Scientific classification
- Kingdom: Plantae
- Clade: Tracheophytes
- Clade: Angiosperms
- Clade: Eudicots
- Clade: Asterids
- Order: Ericales
- Family: Ericaceae
- Genus: Leucopogon
- Species: L. borealis
- Binomial name: Leucopogon borealis Hislop & A.R.Chapm.

= Leucopogon borealis =

- Genus: Leucopogon
- Species: borealis
- Authority: Hislop & A.R.Chapm.
- Conservation status: P2

Species of plant

Leucopogon borealis is a species of flowering plant in the heath family Ericaceae and is endemic to a restricted area of the west of Western Australia. It is an erect shrub with hairy young branchlets, linear leaves and white flowers in nine to twenty upper leaf axils.

==Description==
Leucopogon borealis is a shrub that typically grows up to about 120 cm high and wide, its young branchlets chestnut-brown and hairy. The leaves are spirally arranged, linear or narrowly elliptic, 8–19 mm long and 0.7–2.8 mm wide on a hairy petiole 0.7–1.5 mm long. The upper surface of the leaves is shiny and the lower surface densely hairy. The flowers are arranged singly in nine to twenty upper leaf axils 8–28 mm from the ends of branchlets, with egg-shaped bracts 1.3–1.8 mm long and similar slightly longer bracteoles. The sepals are egg-shaped, 2.5–3.2 mm long with a purplish tinge. The petals are white and joined at the base to form a bell-shaped tube 1.0–1.5 mm long and shorter than the sepals, the lobes white and 2.5–3.6 mm long. Flowering mainly occurs from July to October and the fruit is a glabrous drupe 1.6–1.8 mm long.

==Taxonomy and naming==
Leucopogon borealis was first formally described in 2007 by Michael Clyde Hislop and Alex R. Chapman in the journal Nuytsia from specimens collected by Alex George north of Geraldton in 1993. The specific epithet (borealis) means "northern", referring to the distribution of this leucopogon, compared to others in the genus.
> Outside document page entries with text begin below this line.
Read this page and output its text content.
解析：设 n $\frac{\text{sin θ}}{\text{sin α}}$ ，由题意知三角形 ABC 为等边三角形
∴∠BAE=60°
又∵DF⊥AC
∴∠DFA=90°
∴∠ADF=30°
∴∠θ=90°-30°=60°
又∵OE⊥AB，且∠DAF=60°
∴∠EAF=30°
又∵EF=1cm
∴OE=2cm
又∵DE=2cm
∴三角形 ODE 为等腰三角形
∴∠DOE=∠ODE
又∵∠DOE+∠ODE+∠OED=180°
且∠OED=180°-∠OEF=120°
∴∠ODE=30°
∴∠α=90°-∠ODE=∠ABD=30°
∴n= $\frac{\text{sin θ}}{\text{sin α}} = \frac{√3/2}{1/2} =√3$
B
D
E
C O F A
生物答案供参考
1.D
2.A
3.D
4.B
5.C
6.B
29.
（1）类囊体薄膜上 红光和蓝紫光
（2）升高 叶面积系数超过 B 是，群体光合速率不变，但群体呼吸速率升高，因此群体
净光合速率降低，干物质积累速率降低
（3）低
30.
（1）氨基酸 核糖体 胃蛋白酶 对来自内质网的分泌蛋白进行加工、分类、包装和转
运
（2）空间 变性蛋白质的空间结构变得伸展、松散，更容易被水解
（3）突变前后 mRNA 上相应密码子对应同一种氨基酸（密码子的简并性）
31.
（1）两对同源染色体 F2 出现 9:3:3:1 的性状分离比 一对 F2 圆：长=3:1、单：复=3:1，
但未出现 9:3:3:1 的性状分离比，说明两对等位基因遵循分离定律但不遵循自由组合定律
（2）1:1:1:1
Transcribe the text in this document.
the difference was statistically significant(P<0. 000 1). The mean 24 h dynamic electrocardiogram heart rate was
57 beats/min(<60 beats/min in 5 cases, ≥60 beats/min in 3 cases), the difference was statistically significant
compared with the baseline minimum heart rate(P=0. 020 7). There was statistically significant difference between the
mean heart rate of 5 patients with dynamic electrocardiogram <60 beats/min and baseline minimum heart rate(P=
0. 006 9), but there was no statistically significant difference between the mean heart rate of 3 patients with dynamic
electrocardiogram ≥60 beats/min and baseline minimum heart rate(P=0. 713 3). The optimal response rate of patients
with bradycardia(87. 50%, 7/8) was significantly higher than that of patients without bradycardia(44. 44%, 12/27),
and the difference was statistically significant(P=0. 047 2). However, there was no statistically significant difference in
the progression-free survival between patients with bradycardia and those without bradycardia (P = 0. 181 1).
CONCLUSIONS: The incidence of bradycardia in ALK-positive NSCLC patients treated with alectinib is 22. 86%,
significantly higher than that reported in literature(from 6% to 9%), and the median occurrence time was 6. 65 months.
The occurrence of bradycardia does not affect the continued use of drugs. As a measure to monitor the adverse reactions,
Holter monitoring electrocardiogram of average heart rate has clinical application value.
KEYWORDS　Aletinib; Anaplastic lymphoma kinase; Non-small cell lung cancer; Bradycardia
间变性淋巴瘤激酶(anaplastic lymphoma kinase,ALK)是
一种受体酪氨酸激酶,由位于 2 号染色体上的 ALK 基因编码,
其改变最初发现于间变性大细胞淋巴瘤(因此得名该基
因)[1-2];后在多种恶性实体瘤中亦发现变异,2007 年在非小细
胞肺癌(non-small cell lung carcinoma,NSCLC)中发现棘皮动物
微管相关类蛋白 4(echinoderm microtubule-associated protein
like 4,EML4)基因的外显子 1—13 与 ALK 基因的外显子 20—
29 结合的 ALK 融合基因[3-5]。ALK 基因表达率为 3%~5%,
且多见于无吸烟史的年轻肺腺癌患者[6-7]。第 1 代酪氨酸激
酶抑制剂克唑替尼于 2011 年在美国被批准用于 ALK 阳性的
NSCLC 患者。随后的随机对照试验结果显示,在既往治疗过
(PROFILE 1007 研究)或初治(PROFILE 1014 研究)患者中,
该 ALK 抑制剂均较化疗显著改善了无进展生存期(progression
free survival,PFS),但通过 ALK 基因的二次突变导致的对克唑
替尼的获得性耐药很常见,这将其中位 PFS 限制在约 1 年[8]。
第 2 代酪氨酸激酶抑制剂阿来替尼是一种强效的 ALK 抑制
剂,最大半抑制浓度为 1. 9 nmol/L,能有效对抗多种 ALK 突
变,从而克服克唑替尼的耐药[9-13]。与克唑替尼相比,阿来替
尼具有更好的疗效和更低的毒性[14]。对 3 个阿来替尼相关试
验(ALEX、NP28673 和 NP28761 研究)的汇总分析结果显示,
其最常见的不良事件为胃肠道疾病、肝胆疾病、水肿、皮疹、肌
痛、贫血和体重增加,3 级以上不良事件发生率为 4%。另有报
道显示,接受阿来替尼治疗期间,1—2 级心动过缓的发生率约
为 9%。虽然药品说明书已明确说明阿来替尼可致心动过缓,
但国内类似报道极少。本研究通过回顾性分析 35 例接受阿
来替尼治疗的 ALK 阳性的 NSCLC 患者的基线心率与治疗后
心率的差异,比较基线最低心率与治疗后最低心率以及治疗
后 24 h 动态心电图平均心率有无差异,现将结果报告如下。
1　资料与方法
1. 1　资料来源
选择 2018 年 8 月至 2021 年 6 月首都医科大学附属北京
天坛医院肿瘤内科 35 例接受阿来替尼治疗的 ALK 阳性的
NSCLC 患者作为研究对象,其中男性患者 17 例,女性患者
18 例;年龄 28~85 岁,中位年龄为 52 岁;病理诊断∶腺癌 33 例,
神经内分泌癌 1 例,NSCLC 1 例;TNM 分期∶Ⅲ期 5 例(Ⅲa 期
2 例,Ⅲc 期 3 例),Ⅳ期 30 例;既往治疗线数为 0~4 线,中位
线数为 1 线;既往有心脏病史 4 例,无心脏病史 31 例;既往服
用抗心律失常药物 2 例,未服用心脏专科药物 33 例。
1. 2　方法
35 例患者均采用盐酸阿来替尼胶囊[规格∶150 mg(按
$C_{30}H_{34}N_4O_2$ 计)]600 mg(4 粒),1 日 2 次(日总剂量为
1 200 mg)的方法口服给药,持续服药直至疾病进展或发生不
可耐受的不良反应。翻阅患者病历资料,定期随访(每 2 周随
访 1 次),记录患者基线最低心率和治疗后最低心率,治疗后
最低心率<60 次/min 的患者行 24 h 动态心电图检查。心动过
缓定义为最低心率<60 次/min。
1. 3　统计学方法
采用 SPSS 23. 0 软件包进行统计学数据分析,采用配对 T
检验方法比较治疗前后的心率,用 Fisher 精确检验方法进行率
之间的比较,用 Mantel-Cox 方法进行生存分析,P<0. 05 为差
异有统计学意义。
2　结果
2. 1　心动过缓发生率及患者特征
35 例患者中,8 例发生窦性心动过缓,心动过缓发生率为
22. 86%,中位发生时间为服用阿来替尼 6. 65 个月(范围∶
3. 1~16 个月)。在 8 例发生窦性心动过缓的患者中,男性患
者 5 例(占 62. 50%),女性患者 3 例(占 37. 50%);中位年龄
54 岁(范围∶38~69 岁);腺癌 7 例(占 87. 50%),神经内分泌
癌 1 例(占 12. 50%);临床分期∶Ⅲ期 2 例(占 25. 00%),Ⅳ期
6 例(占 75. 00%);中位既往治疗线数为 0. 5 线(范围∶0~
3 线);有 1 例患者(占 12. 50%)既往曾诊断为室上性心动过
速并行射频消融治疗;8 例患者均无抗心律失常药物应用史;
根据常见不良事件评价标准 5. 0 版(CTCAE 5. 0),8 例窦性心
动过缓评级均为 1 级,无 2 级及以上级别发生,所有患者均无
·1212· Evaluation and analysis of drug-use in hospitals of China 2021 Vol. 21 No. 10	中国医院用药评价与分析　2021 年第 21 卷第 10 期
==Distribution and habitat==
This leucopogon usually grows in low, dense heath on the Moresby Range between Geraldton and Northampton in the Geraldton Sandplains bioregion in the west of Western Australia.

==Conservation status==
Leucopogon borealis is classified as "Priority Two" by the Western Australian Government Department of Biodiversity, Conservation and Attractions, meaning that it is poorly known and from only one or a few locations.